Oğlum banka işini bitirmiş beni imzaya çağırıyorlar

Finansbank'ın sahibi Hüsnü Özyeğin, Leyla Umar ve arkadaşlarıyla sohbet ederken, gece yarısına doğru telefonu çaldı. "Peki Murat, şimdi geliyorum" diyerek telefonu kapattı ve "Yunanlı bankacıyla oğlum işi bitirmiş, beni imzaya çağırıyorlar" dedi... Leyla Umar o gece röportaj sözü aldı. Özyeğin, Yunanistan'dan döndükten iki hafta sonra Umar'ın evinde, sorularını yanıtladı ve yaşam öyküsünü anlattı. İşte, Özyeğin'in nefes kesen başarı öyküsü...

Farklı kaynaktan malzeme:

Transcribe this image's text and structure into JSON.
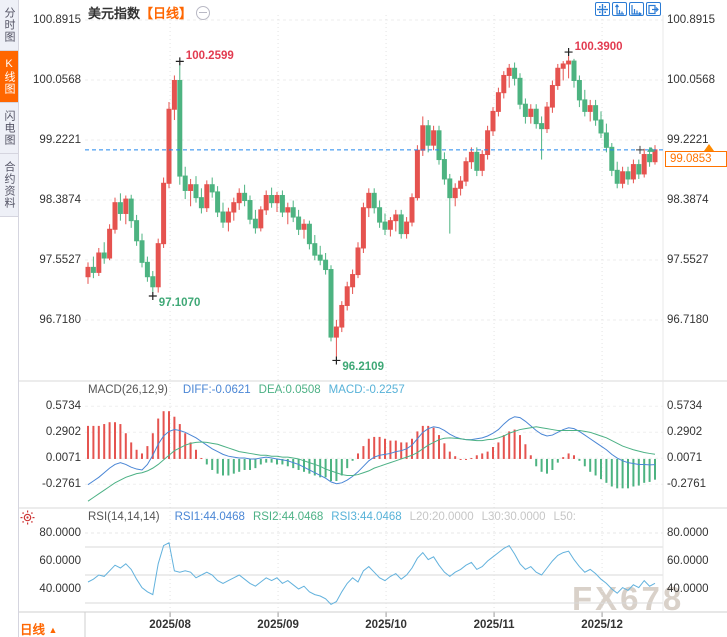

Birbirini iyi tanıyan ve seven dostlarımla yemek yemeye bayılırım. Birkaç hafta önce seyahat şampiyonu Hüsnü Özyeğin'le, Robert Kolej'den en yakın sınıf arkadaşları olduğunu bildiğim Osman Berkmen ve Nuri Akın'ı eşleriyle masamda ağarlayabilmeyi başarmıştım. Sohbetimiz o kadar neşeli ve derindi ki bir türlü yerimizden kalkamıyorduk. Özellikle Hüsnü Özyeğin herkesi kahkahadan kırıp geçiriyordu. Gece yarısına çeyrek kala telefonu çaldı, Hüsnü, "Peki Murat, şimdi geliyorum" diyerek telefonu kapatıp, bize döndü: "Yunan bankacıyla oğlum işi bitirmiş; beni imzaya çağırıyorlar..." dedi. O ne kadar soğukkanlıysa biz o kadar heyecanlıydık. Sonunda ertesi günkü gazetelerin manşetlerini sıralamaya başladık.

GAZETELERDEN ÖĞRENDİK
Hüsnü Özyeğin'in Yunan bankasıyla evliliği, basında öyle bir kıyamet kopardı ki, onunla bu konuda baş başa konuşabilmek için haftalarca bekledim. O da bu sabrımı ödüllendirmek için bir Pazar günü evime geldi ve konuştu... Konuştu...
Bazen gözleri yaşararak, bazen kahkahalarla gülerek...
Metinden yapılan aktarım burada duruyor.